O técnico Paulo Pezzolano terá de solucionar um dos principais problemas do Internacional na temporada para o Gre-Nal 454, marcado para quinta-feira (3), na Arena, pelo jogo de volta das quartas de final da Copa do Brasil: encontrar uma formação capaz de aumentar a produção ofensiva sem comprometer a segurança defensiva.
Depois do empate em 0 a 0 no primeiro confronto, no Beira-Rio, o Colorado precisa vencer na Arena para avançar às semifinais no tempo normal. Uma nova igualdade levará a decisão da vaga para os pênaltis.
O problema para Pezzolano é que as opções ofensivas atravessam momentos de irregularidade, e a definição sobre os jogadores e o posicionamento da equipe deve permanecer em aberto até os últimos treinamentos.
Formação contra o Bahia pode servir de referência
Na derrota para o Bahia, no último domingo, Pezzolano utilizou Vitinho e Alan Patrick mais adiantados, sustentados por um meio-campo formado por Ronaldo, Bruno Henrique e Thiago Maia.
Apesar do resultado negativo por 3 a 2, o Inter conseguiu voltar a marcar gols e apresentou momentos de maior presença ofensiva.
Thiago Maia teve participação importante na construção das jogadas, inclusive com assistência para o primeiro gol. O volante também criou uma oportunidade para Vitinho, que teve a chance de empatar a partida, mas não conseguiu converter.
Nesse modelo, Bernabei atuou como ala pela esquerda, acumulando também responsabilidades defensivas.
A possibilidade de repetir parte dessa estrutura aparece como uma das alternativas para o clássico.
Pezzolano já testou diferentes formações
No primeiro Gre-Nal, Pezzolano iniciou com Calebe aberto pela direita, Matheus Bahia pela esquerda e um setor ofensivo com Bernabei, Vitinho e Carbonero. Alan Patrick começou no banco.
A formação não apresentou o rendimento esperado. No segundo tempo, o treinador realizou alterações, colocou mais um jogador no meio-campo e deu maior liberdade para alguns atletas, conseguindo melhorar o desempenho da equipe, embora sem transformar a evolução em gol.
Situação semelhante ocorreu contra o Atlético-MG. Na ocasião, o Inter utilizou Carbonero, Alan Patrick e Bernabei, com Vitinho pela ala direita e Aguirre pela esquerda, mas novamente encontrou dificuldades para criar oportunidades.
Vitinho pode novamente atuar centralizado
Uma das possibilidades é a manutenção de Vitinho como atacante centralizado.
No primeiro confronto contra o Grêmio, Pezzolano explicou que utilizou o jogador nessa função para dar profundidade e tentar prender os defensores adversários.
A estratégia pode ser repetida porque Sanabria ainda não apresenta condições físicas para permanecer em campo durante grande parte da partida.
Outro nome em avaliação é Carbonero. O atacante atravessa um período de baixa após desperdiçar oportunidades importantes no empate contra o Remo.

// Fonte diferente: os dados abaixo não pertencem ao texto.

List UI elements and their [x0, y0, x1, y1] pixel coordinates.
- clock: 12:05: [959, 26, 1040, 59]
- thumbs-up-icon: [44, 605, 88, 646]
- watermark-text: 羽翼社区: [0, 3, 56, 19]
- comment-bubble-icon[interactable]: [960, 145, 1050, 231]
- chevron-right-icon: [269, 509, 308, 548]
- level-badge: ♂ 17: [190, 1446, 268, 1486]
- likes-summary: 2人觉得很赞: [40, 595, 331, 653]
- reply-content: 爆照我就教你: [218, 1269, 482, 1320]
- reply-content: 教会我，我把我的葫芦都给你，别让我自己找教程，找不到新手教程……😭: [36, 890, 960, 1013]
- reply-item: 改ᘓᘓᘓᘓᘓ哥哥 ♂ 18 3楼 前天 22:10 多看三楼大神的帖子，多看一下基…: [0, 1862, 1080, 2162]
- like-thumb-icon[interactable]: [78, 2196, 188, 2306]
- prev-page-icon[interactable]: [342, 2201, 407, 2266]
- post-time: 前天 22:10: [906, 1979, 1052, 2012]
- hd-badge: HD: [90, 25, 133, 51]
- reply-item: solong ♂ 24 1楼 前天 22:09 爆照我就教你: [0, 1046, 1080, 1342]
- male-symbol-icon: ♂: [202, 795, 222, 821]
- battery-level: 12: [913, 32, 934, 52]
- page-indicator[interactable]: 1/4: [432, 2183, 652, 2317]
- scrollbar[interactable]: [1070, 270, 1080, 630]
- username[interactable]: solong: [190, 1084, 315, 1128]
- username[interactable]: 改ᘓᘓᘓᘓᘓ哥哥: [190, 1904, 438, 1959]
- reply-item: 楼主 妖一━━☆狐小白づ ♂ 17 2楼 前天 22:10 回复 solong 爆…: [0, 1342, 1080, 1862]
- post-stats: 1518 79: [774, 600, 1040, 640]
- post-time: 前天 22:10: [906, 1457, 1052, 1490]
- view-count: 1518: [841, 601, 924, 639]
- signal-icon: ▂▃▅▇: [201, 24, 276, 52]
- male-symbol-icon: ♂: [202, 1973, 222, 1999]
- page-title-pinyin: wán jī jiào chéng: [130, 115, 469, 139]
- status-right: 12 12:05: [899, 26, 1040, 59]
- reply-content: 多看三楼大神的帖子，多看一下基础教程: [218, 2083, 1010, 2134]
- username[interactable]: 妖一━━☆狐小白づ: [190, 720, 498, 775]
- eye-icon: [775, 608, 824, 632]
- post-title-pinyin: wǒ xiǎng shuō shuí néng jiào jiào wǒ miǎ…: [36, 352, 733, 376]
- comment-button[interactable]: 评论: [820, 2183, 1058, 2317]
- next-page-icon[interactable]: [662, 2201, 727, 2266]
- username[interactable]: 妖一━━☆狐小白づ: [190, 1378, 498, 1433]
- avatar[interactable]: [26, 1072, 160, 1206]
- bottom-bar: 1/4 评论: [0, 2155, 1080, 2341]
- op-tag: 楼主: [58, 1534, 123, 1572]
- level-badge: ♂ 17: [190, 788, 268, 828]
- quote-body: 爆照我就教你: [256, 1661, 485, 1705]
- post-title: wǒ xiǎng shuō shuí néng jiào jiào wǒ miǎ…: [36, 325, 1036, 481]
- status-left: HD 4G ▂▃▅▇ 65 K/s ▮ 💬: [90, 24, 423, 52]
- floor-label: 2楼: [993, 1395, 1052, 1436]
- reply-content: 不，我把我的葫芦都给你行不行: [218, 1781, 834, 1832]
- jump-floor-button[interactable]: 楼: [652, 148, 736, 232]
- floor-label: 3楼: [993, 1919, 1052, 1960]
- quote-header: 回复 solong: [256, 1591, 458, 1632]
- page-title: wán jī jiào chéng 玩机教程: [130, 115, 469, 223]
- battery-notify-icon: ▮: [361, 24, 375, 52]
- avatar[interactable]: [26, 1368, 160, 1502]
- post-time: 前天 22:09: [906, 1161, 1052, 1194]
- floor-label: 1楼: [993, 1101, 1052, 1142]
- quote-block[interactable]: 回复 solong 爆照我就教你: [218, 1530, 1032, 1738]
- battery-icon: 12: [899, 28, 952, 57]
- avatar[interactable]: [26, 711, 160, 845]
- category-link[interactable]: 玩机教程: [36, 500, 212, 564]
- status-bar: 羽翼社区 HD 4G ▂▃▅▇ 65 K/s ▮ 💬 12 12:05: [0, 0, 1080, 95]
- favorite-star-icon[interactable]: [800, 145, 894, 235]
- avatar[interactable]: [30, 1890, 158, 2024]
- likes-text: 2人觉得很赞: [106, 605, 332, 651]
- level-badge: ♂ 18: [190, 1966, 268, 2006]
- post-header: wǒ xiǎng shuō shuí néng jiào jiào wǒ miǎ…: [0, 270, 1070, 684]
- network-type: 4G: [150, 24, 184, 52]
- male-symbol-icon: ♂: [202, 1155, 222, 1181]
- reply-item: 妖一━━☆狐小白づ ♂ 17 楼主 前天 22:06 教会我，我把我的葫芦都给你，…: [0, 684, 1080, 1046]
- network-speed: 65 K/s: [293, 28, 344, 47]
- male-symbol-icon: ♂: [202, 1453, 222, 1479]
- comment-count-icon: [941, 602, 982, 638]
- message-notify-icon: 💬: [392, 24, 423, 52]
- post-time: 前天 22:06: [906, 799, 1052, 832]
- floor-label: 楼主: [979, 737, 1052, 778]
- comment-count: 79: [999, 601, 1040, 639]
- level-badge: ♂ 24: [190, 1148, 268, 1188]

Contra o Bahia, começou no banco e entrou durante a partida, mas não conseguiu apresentar a resposta esperada.
Alan Patrick pode ganhar espaço após boa atuação
A situação de Alan Patrick também está entre as principais decisões de Pezzolano.
O camisa 10 começou o primeiro Gre-Nal no banco, mas foi um dos destaques do Inter diante do Bahia, participando diretamente dos dois gols colorados, com um gol e uma assistência.
Apesar da atuação, Pezzolano ainda não confirmou o meia entre os titulares para quinta-feira.
“É um jogador que está muito bem. Vamos ver como será a semana. Precisamos jogar o primeiro tempo e o segundo tempo. Vamos decidir quem começa jogando”, afirmou o treinador.
Inter busca equilíbrio para sobreviver na Copa do Brasil
A tendência é que Pezzolano utilize os treinamentos desta terça (1º) e quarta-feira (2) para definir a estratégia e a escalação.
Entre as possibilidades está a manutenção de um sistema com três volantes, buscando maior proteção defensiva e permitindo que os jogadores de frente tenham liberdade para explorar os espaços deixados pelo Grêmio.
A dificuldade está em conciliar essa segurança com a necessidade de marcar. O Inter chega ao clássico pressionado também pela situação no Campeonato Brasileiro, após a derrota para o Bahia colocar a equipe na zona de rebaixamento.
Na Copa do Brasil, porém, o cenário é simples: quem vencer o Gre-Nal na Arena estará nas semifinais. Se houver novo empate, a classificação será definida nos pênaltis.
Com o futuro na competição em jogo, a escolha do setor ofensivo será uma das decisões mais importantes de Pezzolano para o clássico.